In most cases, however, the audit will determine that you are deficient in your taxes and owe additional taxes, interest and possibly penalties. If you believe you have done better than you expected to do regarding the amount you thought you would end up owing, you will probably choose to agree with the auditor's proposed changes. Once again, you will need to sign Form 870, but this time it has a different meaning then when you sign it in expectation of a refund. In this case, Form 870, otherwise known as the "Waiver of Restrictions on Assessment and Collection of Deficiency in Tax and Acceptance of Overassessment." Once you sign this form, an immediate assessment of a deficiency plus penalties and interest, if due, is permitted, and the limit to the amount of interest that can be added to the deficiency is set. Be careful! Once you sign this form, you are in effect giving up any and all rights you have to appeal the decision, to both the IRS Office of Appeals and the Tax Court. Therefore, do not sign this form unless you are absolutely positive that you agree with the audit findings. There are no second chances!
If you disagree with the agent and the examination takes place in an IRS office, you can ask for an immediate meeting with a supervisor. If the meeting takes place at your business or home, you will be receiving a 30-day letter, in which you are given the opportunity to request a conference. You will have to prepare a formal written protest detailing your reasons for disagreeing with the agents findings unless the audit was held in your office, by correspondence or the disputed amount does not exceed $25,000. Even if a written protest is not necessary, you will still have to provide a brief description stating your reasons for disputing the audit's findings.

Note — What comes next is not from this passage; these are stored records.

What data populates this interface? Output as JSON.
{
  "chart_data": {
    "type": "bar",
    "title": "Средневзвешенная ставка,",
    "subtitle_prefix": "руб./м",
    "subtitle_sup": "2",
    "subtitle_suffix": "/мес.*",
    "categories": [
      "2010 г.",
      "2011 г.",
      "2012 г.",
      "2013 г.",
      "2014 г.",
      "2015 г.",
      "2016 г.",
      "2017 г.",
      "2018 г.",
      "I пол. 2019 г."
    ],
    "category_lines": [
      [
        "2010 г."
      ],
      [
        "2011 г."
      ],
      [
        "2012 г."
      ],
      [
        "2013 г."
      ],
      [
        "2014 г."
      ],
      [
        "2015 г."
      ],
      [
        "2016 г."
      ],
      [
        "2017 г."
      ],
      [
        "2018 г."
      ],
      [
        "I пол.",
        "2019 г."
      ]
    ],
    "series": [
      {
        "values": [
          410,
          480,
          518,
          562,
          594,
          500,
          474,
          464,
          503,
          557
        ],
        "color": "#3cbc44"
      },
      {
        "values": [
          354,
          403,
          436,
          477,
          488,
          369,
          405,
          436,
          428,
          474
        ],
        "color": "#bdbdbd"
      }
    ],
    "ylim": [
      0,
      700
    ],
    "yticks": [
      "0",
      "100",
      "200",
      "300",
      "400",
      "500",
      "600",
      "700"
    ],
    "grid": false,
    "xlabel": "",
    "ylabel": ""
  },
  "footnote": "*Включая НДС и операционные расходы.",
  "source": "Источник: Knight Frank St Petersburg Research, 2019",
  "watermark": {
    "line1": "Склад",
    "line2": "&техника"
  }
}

Should you still disagree with the findings of the conference, you will receive a Notice of Deficiency (also called a 90-day letter) that informs you that the government plans to assess the additional tax owed at the end of the 90-day period. This also gives you 90 days to file a petition with the Tax Court if you plan to appeal. The Tax Court uses a small tax case procedure when dealing with cases where the amount in dispute is less than $50,000. Once a decision is made in a small claims case, that decision is final and cannot be appealed. Be advised, penalties can be imposed when you bring a case that is considered frivolous to the Tax Court. The IRS does not appreciate having their time wasted!